A strange composite being we are, not ourselves any more but the [quartet],composed of so many disjunct parts: chairs, stands, music, bows, instruments, musicians-sitting, standing, shifting,   sounding–all to produce these complex vibrations that jog the inner ear, and through them the grey mass that says: joy; love; sorrow; beauty.

His painstakingly accurate attention to musical detail can become tiresome, though; accounts of quartet rehearsals would be just as effective without lengthy descriptions of tuning and scale-playing. Seth is obviously well-informed about classical music and the experiences of musicians, and does not need to prove it on every page.

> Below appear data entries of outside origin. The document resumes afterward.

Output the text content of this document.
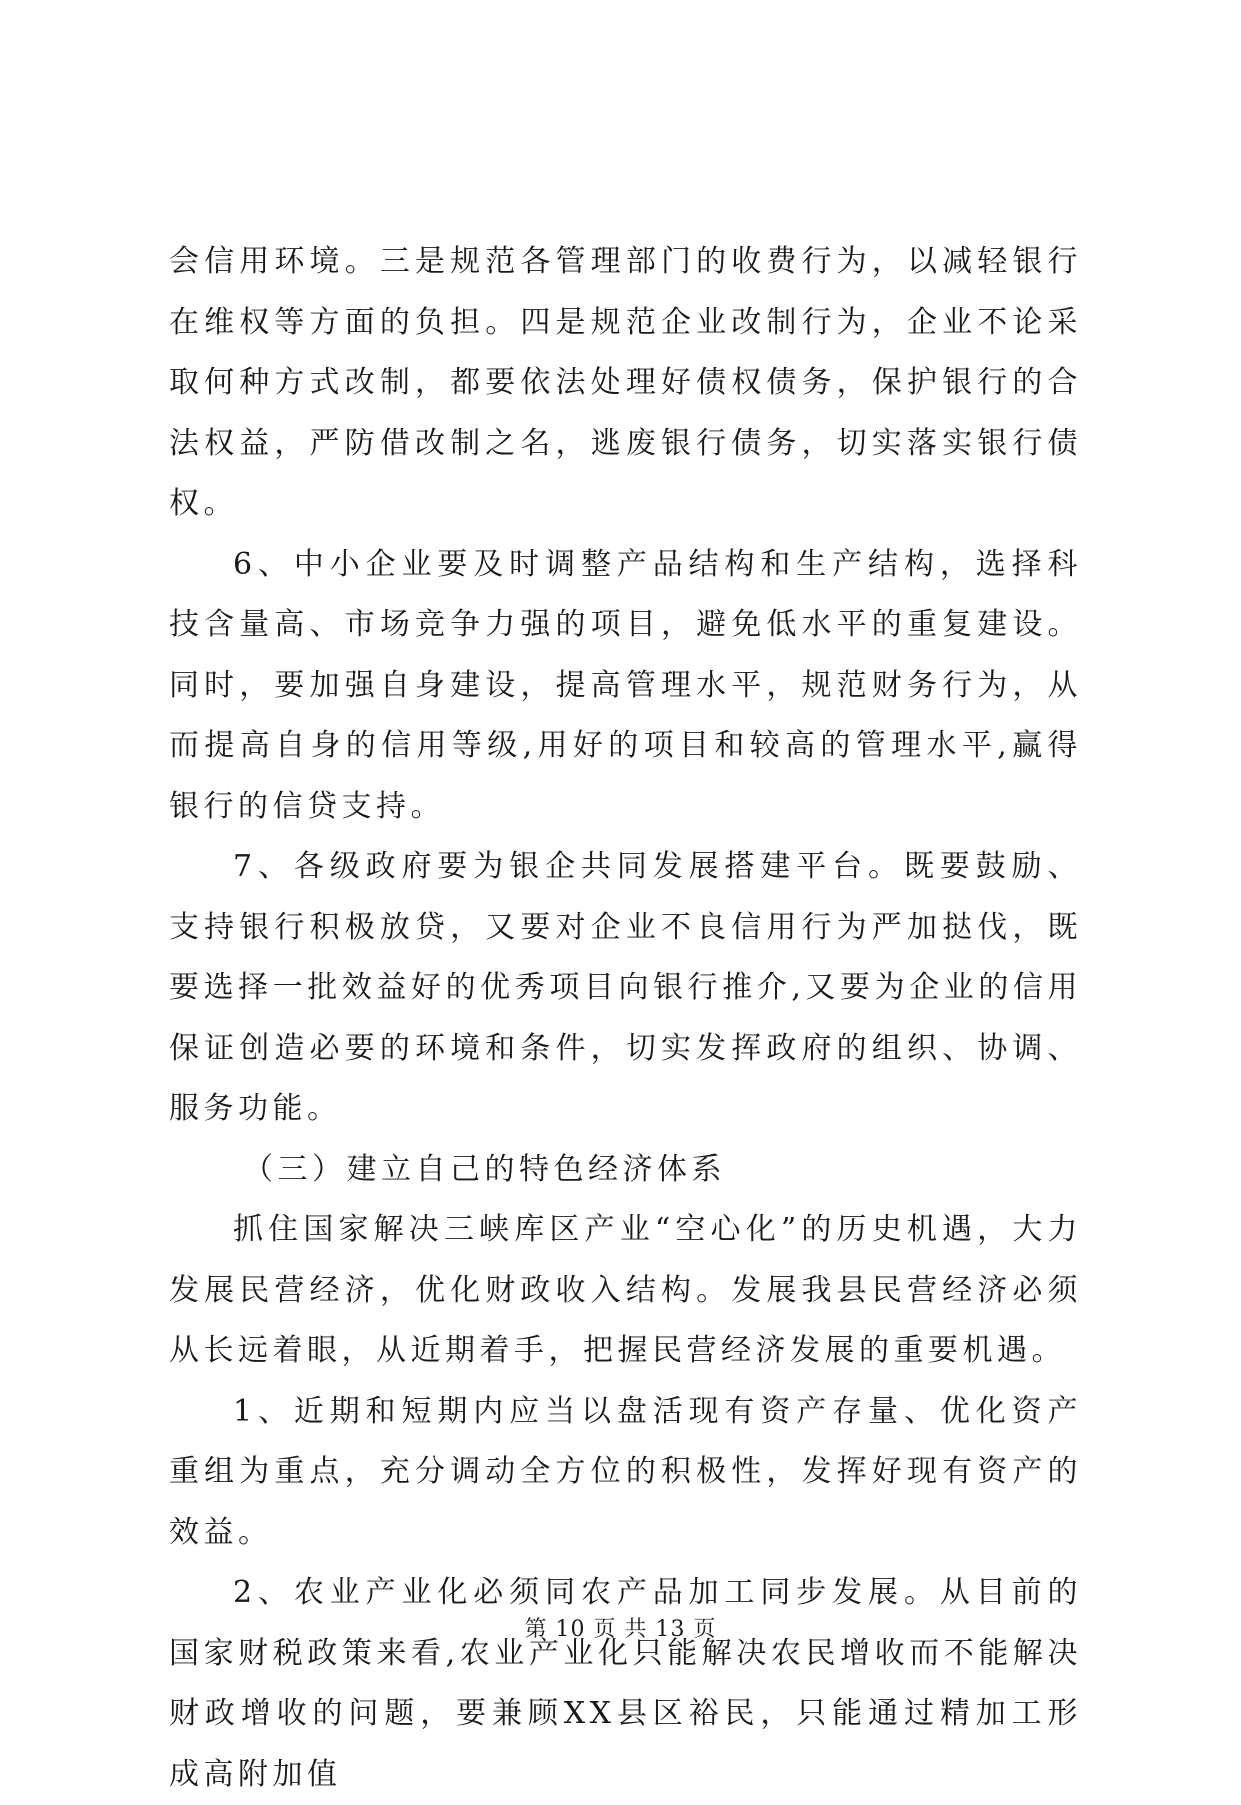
会信用环境。三是规范各管理部门的收费行为，以减轻银行在维权等方面的负担。四是规范企业改制行为，企业不论采取何种方式改制，都要依法处理好债权债务，保护银行的合法权益，严防借改制之名，逃废银行债务，切实落实银行债权。

6、中小企业要及时调整产品结构和生产结构，选择科技含量高、市场竞争力强的项目，避免低水平的重复建设。同时，要加强自身建设，提高管理水平，规范财务行为，从而提高自身的信用等级,用好的项目和较高的管理水平,赢得银行的信贷支持。

7、各级政府要为银企共同发展搭建平台。既要鼓励、支持银行积极放贷，又要对企业不良信用行为严加挞伐，既要选择一批效益好的优秀项目向银行推介,又要为企业的信用保证创造必要的环境和条件，切实发挥政府的组织、协调、服务功能。

（三）建立自己的特色经济体系

抓住国家解决三峡库区产业“空心化”的历史机遇，大力发展民营经济，优化财政收入结构。发展我县民营经济必须从长远着眼，从近期着手，把握民营经济发展的重要机遇。

1、近期和短期内应当以盘活现有资产存量、优化资产重组为重点，充分调动全方位的积极性，发挥好现有资产的效益。

2、农业产业化必须同农产品加工同步发展。从目前的国家财税政策来看,农业产业化只能解决农民增收而不能解决财政增收的问题，要兼顾XX县区裕民，只能通过精加工形成高附加值

第 10 页 共 13 页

The musical relationship of Vina Apsara and Ormus Cama in The Ground Beneath Her Feet, on the other hand, is presented to readers only in searing descriptions of their hit songs, and we never enter into the day-to-day world of their rehearsals or the processes of songwriting. The dizzying scope of this plot defies summary, and describes a universe that is both like and unlike our own. The ground shifts constantly; both literally, for the characters, and metaphorically, for the reader, when facts become fiction and strange fictions are fact. In this world, John F. Kennedy served two terms in the White House, while Indira, Sanjay and Rajiv Gandhi were a powerful dynasty in Indian politics until a triple assassination in the mid-nineties. “Heartbreak Hotel” was recorded by Jesse Aaron Parker, and Carly Simon and Guinevere Garfunkel were an influential, pensive folk duo in the seventies. The most important rock group of all time is the duo VTO (is Rushdie aware of Bachman Turner Overdrive?), comprised of guitarist and songwriter Ormus Cama and his inamorata, singer Vina Apsara, their songs “Tar Baby” and “The Ground Beneath Her Feet” are emblazoned on our collective memories for all time.

The novel begins with the dramatic vanishing of Vina Apsara, swallowed in one of the earthquakes that have become increasingly common in Rushdie’s fictitious world, where not even the solidity of the earth can be trusted. Vina’s death takes place on Valentine’s Day, 1989, the date on which, in real life, Ayatollah Khomeini called for the righteous assassination of Salman Rushdie following the publication of his Satanic Verses. This wry nod to his own disappearance underground sets the tone for what is surely Rushdie’s most playful and light-hearted novel, in which the themes of exile and loss are examined almost affectionately. Rushdie’s belief in rock’n’roll as a means of articulating and exploring emotion, one which offers the possibility of reconciliation with the terrible uncertainties of life, is doubtless affected by his friendship with titanic rock group U2. (The group’s next release–originally planned to coincide with the publication of Rushdie’s book–will apparently feature songs based on the novel.) Although Rushdie’s novel does not demonstrate the same kind of factual knowledge of music that is evident in Seth’s book, his intimate connection to music allows him to offer a moving account of how lives can be saved by rock’n’roll, writing of Ormus and Vina that

They have both been damaged, are both repairers of damage. Later, entering that world of ruined selves, music’s world, they will already have learned that such damage is the normal condition of life, as is the closeness of the crumbling edge, as is the fissured ground.

The story of Vina, Ormus, narrator and sometimes lover Rai, and their variously disfigured friends and relations moves freely between Bombay, England, New York, and Mexico, interweaving past and present, fact and fantasy, in a profound and often hilarious discussion of the cracks in all our realities. In this tale as in Seth’s, Orpheus loses Eurydice but is able to bear her loss, as well her constant reappearances in other faces and other voices, because of music’s sustaining power. Michael Holmes and Vina’s lovers alike accept, in the conclusions of these two novels, that love can die (though not the memory of love), and they turn to music for solace and strength in the face of the uncertain future. Because in love, as in life, we can never go back, only forward. But as these two novelists know, our ruined, misshapen selves can seem whole (or at least sufficient) when we immerse them in music.